Nun wurden einige Fragen in Bezug auf die Skiweltmeisterschaften 2003 in St. Moritz gestellt. Bekanntlich hat das Bündner Stimmvolk einen Kredit von 7 Millionen Franken abgelehnt.
Die 4 Millionen Franken des Nasak-Kredites, die für die Ski-Weltmeisterschaften und vor allem für die Verbesserung der Infrastruktur vorgesehen sind, können - wenn Sie diesen 20 Millionen Franken zustimmen - bezahlt werden. Was die 1,5 Millionen Franken Defizitgarantie betrifft, die der Bund ebenfalls in Aussicht gestellt hat - übrigens: bei den Ski-Weltmeisterschaften 1987 in Crans-Montana hat der Bund noch grosszügiger 2 Millionen Franken Defizitgarantie zur Verfügung gestellt; für St. Moritz sind es 1,5 Millionen Franken -, können nur bezahlt werden, wenn St. Moritz und der Kanton Graubünden mindestens 3 Millionen Franken aufbringen und bezahlen. Sollten diese 3 Millionen Franken nicht bereitgestellt werden, möchte ich Sie bitten zu überlegen, wie wir dieses Problem lösen. Es ist undenkbar, dass wir die Ski-Weltmeisterschaften zurückgeben. Deshalb wäre alles zu prüfen, bis und mit Sonderbotschaft. Das Skiland Schweiz könnte es sich nicht leisten zu sagen, es könne aus finanziellen Gründen - beispielsweise wegen 3 Millionen Franken - im Engadin keine Ski-Weltmeisterschaften durchführen.

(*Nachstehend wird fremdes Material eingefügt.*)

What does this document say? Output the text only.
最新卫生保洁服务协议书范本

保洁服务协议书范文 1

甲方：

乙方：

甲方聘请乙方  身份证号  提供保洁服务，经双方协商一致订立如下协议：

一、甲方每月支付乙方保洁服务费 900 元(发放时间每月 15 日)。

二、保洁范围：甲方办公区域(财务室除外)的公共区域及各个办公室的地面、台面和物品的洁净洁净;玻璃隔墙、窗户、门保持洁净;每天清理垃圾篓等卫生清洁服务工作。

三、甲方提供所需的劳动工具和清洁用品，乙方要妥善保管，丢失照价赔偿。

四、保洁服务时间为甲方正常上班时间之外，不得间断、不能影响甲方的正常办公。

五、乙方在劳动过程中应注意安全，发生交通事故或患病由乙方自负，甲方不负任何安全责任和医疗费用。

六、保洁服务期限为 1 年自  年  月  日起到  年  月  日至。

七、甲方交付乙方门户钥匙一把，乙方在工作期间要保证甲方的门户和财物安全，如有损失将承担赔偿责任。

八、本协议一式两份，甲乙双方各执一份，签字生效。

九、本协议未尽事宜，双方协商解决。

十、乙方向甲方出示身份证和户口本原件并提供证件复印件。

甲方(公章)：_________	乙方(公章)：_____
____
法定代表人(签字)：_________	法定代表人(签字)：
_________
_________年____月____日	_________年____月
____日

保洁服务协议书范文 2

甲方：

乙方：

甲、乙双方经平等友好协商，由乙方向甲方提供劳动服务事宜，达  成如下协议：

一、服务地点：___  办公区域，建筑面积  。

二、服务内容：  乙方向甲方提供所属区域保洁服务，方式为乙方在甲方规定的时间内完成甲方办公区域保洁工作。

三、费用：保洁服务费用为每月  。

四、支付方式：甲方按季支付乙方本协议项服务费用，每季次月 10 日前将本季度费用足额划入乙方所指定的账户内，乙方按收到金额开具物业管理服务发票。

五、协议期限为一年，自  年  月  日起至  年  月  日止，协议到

Herr Hess stellte die Frage, wie es mit seiner Motion (99.3039, Förderung von Sportmittelschulen durch den Bund) stehe, die Ihr Rat und der Nationalrat überwiesen haben. Wo stehen wir heute? Mein Departement hat die Motion Hess Hans in seine Arbeiten am sportpolitischen Konzept einbezogen.
Dort sollen die Ziele des Motionärs im Rahmen der Nachwuchsförderung umgesetzt werden. Hauptziel ist es, [PAGE 650] durchgängige Bildungsangebote für Nachwuchssportler zu schaffen. Hier geht es um den Schulkostenausgleich bei einem Schulortswechsel der Sportlerin und des Sportlers. Stichwort: Bildungsgutscheine; das ist in Prüfung.
Zweites Hauptziel ist, ganzheitliche Bildungsangebote mit integrierter Sportförderung direkt zu unterstützen. Sport fördernde Schulmodelle sind zu entwickeln. Qualitätsstandards sind dafür zu formulieren und durchzusetzen, Bildungsangebote, die den gestellten Anforderungen entsprechen, sind zu zertifizieren. Der Bund könnte sich mit einem Sockelbeitrag an den Kosten dieser Schulen beteiligen.
Weiter könnte er einen Beitrag an so genannte Sport-Scholarships leisten. Dieser Stiftungsfonds würde weiter geäufnet mit Beiträgen der Kantone, des Schweizerischen Olympischen Verbandes, der Sporthilfe und von Privaten. Das definitive Konzept wird mir von Direktor Heinz Keller, Chef des Bundesamtes für Sport, in Kürze vorgelegt. Es soll dann dem Bundesrat Ende Jahr mit dem sportpolitischen Konzept zur Empfehlung vorgelegt werden. Wenn wir international Schritt halten wollen, dann müssen wir die Förderkette Eltern-Schule-Beruf-Sportverbände verbessern, sonst werden wir in Athen wiederum Enttäuschungen erleben. Zum Schluss gratuliere ich dem Kanton Zug zu dieser Goldmedaille, die Herr Bieri zu Beginn seines Votums zu Recht erwähnt hat.